Managing Work-Life Conflict and Balance
 Successful organizations are those that are sensitive to the competing
extracurricular demands of their employees.
 It is HRM’s responsibility to ensure that employees are able to manage
conflicts between their job and their domestic/non-work responsibilities.
 Employees that have balance in their lives are more focused, disciplined,
motivated, and productive than those without such balance.
 Remember, sometimes “life gets in the way.” HRM needs to recognize that
employees are not just employees; they are human beings (parents,
children, friends, teammates, associates, contemporaries).
 HRM policies and practices to accommodate work-life balance can include:
flexible scheduling; paid parental leave and childcare provision; corporate
wellness initiatives; and a workplace culture which promotes balance.
Sustainable Leadership Change and Development

 When leaders are given the opportunity and support from HRM to
focus on other areas of their lives, they become better leaders.

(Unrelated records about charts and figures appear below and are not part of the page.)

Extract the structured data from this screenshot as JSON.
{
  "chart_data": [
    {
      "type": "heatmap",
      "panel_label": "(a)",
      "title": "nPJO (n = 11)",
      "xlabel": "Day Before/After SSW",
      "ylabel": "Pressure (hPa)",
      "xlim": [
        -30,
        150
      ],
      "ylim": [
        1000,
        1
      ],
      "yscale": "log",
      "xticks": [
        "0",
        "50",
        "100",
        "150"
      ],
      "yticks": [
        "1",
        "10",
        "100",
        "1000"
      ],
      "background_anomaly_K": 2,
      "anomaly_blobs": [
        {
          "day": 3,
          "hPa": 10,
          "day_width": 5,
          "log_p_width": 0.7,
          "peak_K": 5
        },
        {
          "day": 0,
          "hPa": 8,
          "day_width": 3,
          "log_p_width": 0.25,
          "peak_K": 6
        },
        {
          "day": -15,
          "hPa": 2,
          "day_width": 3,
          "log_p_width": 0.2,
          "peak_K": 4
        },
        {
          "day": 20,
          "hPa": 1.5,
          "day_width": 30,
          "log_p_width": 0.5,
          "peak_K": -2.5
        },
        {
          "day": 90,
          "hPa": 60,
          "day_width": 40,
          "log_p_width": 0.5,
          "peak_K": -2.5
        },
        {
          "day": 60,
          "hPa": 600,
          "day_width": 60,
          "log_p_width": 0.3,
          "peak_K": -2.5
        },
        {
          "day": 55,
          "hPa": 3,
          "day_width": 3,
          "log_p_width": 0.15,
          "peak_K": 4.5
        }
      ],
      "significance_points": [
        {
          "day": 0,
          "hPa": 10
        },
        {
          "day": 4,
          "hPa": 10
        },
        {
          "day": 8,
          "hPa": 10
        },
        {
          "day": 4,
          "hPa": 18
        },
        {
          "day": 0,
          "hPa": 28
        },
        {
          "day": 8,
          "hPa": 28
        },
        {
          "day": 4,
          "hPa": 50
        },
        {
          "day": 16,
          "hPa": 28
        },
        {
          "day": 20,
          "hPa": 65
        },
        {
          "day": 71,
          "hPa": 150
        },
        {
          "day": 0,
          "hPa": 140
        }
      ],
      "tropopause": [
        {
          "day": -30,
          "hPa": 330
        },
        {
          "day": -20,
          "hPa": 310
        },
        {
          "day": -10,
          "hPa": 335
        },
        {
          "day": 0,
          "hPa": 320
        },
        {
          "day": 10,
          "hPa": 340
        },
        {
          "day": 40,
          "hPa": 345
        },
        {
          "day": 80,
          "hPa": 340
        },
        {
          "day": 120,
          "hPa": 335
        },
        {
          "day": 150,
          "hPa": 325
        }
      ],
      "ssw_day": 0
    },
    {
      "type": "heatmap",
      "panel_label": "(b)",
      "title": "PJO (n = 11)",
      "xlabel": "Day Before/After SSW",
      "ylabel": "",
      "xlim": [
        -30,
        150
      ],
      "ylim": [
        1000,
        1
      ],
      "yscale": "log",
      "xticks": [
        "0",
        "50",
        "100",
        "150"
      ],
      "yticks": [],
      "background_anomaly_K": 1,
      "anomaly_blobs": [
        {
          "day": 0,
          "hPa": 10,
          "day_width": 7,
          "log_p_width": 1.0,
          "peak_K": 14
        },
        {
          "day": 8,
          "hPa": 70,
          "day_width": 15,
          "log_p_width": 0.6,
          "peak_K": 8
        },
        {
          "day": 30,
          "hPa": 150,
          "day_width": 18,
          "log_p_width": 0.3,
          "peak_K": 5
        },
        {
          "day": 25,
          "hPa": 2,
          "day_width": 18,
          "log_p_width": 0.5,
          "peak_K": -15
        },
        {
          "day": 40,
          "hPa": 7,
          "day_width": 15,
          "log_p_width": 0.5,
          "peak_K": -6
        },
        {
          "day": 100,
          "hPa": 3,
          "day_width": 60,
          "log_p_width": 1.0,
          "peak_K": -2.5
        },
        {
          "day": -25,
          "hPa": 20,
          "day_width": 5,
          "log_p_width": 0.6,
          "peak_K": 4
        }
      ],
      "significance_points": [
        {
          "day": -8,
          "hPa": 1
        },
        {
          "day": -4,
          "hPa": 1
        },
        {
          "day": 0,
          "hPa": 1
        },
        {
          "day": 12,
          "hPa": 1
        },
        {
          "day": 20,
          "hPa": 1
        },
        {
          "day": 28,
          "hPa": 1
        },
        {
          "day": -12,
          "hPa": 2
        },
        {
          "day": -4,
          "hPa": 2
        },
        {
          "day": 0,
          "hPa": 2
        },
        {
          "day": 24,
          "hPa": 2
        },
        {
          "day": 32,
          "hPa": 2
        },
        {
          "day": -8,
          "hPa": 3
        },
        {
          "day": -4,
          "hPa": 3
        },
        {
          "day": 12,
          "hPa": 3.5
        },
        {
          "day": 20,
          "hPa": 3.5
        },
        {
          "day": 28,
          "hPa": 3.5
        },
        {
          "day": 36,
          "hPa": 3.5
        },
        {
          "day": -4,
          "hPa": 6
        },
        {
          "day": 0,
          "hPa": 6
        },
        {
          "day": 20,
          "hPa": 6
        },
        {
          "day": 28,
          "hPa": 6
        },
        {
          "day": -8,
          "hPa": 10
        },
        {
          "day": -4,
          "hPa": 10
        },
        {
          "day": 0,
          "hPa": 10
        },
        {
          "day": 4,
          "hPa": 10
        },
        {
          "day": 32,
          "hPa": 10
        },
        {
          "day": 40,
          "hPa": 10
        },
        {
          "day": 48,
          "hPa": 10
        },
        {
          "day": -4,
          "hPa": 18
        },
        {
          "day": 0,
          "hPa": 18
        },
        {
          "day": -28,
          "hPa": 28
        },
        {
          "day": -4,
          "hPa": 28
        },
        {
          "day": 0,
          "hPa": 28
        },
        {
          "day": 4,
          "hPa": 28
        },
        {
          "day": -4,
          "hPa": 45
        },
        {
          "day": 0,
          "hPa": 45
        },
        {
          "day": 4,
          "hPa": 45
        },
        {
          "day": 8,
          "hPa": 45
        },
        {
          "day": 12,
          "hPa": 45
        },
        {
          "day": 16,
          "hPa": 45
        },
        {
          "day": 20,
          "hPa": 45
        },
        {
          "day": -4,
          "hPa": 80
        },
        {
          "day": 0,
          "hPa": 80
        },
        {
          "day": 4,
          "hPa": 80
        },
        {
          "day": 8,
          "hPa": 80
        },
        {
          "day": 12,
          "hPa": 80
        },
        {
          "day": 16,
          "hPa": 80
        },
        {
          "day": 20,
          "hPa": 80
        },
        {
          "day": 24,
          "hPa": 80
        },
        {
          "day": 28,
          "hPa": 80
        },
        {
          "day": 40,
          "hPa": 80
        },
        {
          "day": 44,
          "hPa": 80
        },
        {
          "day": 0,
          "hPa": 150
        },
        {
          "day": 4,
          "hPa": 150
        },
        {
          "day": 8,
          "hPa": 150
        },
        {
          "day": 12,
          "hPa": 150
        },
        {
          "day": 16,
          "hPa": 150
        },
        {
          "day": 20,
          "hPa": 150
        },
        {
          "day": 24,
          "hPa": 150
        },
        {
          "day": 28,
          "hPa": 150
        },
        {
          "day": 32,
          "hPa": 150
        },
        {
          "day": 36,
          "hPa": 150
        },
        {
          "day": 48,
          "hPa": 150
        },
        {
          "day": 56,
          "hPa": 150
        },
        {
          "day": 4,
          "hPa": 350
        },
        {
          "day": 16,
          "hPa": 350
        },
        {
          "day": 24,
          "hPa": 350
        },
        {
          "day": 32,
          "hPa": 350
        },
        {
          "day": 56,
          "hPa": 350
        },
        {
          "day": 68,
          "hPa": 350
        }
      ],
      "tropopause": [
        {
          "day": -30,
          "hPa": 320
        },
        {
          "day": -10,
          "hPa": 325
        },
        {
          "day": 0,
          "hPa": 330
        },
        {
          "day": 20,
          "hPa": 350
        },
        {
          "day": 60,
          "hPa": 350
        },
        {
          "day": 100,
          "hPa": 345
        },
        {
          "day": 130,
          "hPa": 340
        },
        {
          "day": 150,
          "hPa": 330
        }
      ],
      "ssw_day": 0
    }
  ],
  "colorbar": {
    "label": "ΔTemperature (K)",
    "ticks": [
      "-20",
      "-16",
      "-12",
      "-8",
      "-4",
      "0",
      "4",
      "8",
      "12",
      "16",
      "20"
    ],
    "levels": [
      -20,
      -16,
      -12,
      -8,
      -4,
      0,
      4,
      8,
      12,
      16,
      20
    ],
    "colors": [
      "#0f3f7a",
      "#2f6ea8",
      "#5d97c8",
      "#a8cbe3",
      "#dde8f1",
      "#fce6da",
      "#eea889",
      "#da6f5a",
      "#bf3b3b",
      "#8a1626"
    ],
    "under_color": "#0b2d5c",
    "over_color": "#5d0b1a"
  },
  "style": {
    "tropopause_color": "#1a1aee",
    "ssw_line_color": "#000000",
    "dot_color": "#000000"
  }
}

 Remember the connection between Emotional Intelligence (EI) and
leadership: EI must be developed outside the workplace as well as
within it in order for it to be truly sustainable.
 “Life is the laboratory for learning.” (Primal Leadership, p. 129)
 Modern HRM recognizes that in order for leaders to develop, they
need to structure their development like athletes: a lot of time
practicing, and a little time performing – rather than vice versa, as
with many leaders.
Building an Action Learning Culture
 Leadership development cannot be the mandate of HRM alone. Even with
their domain expertise and contributions to the strategy of the
organization, HRM’s involvement by itself cannot drive the changes in
behaviour or culture required for sustainable leadership development.
 HRM and leadership need to work together to build an action learning
culture: A culture based on adopting an experimental, iterative mindset to
day-to-day work activities. This requires a willingness to embrace failure,
as well as a recognition that there will always be opportunities to adapt
and improve.
 This can be achieved by getting buy-in from senior leadership to set an
example themselves; cultivating a growth mindset where everyone wants
to keep learning; and encouraging risk-taking among all employees.